Saturday, April 21, 2012

The Doors of Perception

Perception is an amazing power. Everything we see, everything we hear, everything we touch, taste, and smell is filtered through our perception.In the field of Psychology, perception refers to our interpretation of what we take in through our senses.

Mother Teresa saw the face of Jesus in the homeless she worked with. The classical composer Bach saw notes everywhere he walked and heard their song. Picasso saw distortions of the human anatomy. Walt Whitman saw beauty everywhere and heard freedom ring in every line he wrote. Gandhi perceived every experience as an opportunity for an ever greater variety of service. Too often, some perceive what people say as criticism or as an attack, probably based upon unresolved experiences from their past. Some think the world is on the brink of disaster and others see a new consciousness coming. Perception can literally take us to the heights of heaven or the den of Hades, depending upon what we see, what we feel, what we think, and what we hear.

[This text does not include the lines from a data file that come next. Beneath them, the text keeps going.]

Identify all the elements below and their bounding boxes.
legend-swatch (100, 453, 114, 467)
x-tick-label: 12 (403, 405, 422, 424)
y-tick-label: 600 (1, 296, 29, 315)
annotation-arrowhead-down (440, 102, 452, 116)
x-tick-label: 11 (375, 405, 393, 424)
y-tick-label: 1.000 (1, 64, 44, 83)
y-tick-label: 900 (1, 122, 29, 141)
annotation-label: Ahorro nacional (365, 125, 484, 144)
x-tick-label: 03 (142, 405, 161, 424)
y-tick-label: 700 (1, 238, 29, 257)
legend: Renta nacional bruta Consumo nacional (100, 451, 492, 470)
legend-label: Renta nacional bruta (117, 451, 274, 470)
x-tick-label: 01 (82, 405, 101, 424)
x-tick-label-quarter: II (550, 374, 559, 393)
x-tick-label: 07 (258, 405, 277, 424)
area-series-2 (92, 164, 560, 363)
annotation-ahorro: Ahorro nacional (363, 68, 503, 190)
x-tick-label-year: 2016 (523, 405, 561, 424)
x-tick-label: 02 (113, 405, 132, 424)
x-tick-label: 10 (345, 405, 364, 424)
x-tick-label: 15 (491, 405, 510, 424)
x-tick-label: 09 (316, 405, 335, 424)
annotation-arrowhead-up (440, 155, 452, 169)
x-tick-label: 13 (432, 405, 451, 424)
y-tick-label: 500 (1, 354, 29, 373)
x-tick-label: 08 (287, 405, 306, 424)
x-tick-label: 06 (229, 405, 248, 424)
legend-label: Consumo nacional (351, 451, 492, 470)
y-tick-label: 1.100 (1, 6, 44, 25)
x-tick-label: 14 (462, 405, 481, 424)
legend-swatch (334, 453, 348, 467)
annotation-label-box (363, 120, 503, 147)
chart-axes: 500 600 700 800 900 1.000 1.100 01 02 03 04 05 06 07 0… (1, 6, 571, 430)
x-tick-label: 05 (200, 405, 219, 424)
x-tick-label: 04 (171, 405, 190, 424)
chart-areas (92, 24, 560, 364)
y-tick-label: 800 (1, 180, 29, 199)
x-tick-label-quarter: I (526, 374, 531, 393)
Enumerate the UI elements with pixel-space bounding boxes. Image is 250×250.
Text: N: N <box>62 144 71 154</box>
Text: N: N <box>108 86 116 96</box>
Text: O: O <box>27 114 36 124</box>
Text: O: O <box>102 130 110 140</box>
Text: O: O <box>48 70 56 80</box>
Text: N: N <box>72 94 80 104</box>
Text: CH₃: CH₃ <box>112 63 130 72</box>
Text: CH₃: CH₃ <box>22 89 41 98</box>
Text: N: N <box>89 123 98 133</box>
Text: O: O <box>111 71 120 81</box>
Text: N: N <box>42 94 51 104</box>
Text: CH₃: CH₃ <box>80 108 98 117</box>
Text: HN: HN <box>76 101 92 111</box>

Syndicated cartoonist, Gary Larson, creator of The Far Sidehad a four part drawing titled The Four Personality Types. Sitting down with a glass half-way filled on the table before them they were asked to report what they saw. Personality type number onesaw a glass half full. Personality type number two saw a glass half empty. Personality type number three asked for a new glass because the glass was dirty. Personality type number four appeared disgruntled and said, “What is this? I ordered a cheeseburger!”
When you meet with a counselor, each will have a different approach to working with the issues you present to them. Each has a distinctive psychological orientation and this orientation reflects their unique childhood issues, life experiences, and education. Each perceives what you tell them differently.

Cell Biologist Bruce Lipton writes, “When patients get better by ingesting a sugar pill, medicine defines it as the placebo effect.  I refer to it as the perception effect or belief effect to stress that our perceptions, whether they are accurate or not, equally impact our behavior and our bodies.”

Psychologist Abraham Maslow writes, “The sacredness of every person and of every living thing is so easily and directly perceived in its reality by those seeking transcendent experiences. For them, peak experiences and plateau experiences become the most important things in their lives and the most precious aspect of life.”
Spiritual Teacher Sogyal Rinpoche wrote, “Everything we see around us is seen as it is because we have been repeatedly solidifying our experiences of inner and outer reality in the same way, and this has led to the mistaken assumption that what we see is objectively real.  As we go further along the spiritual path, we learn how to work directly with our fixed perceptions. All our old concepts of the world or even ourselves are purified and dissolved and an entirely new “heavenly” field of vision and perception opens up.”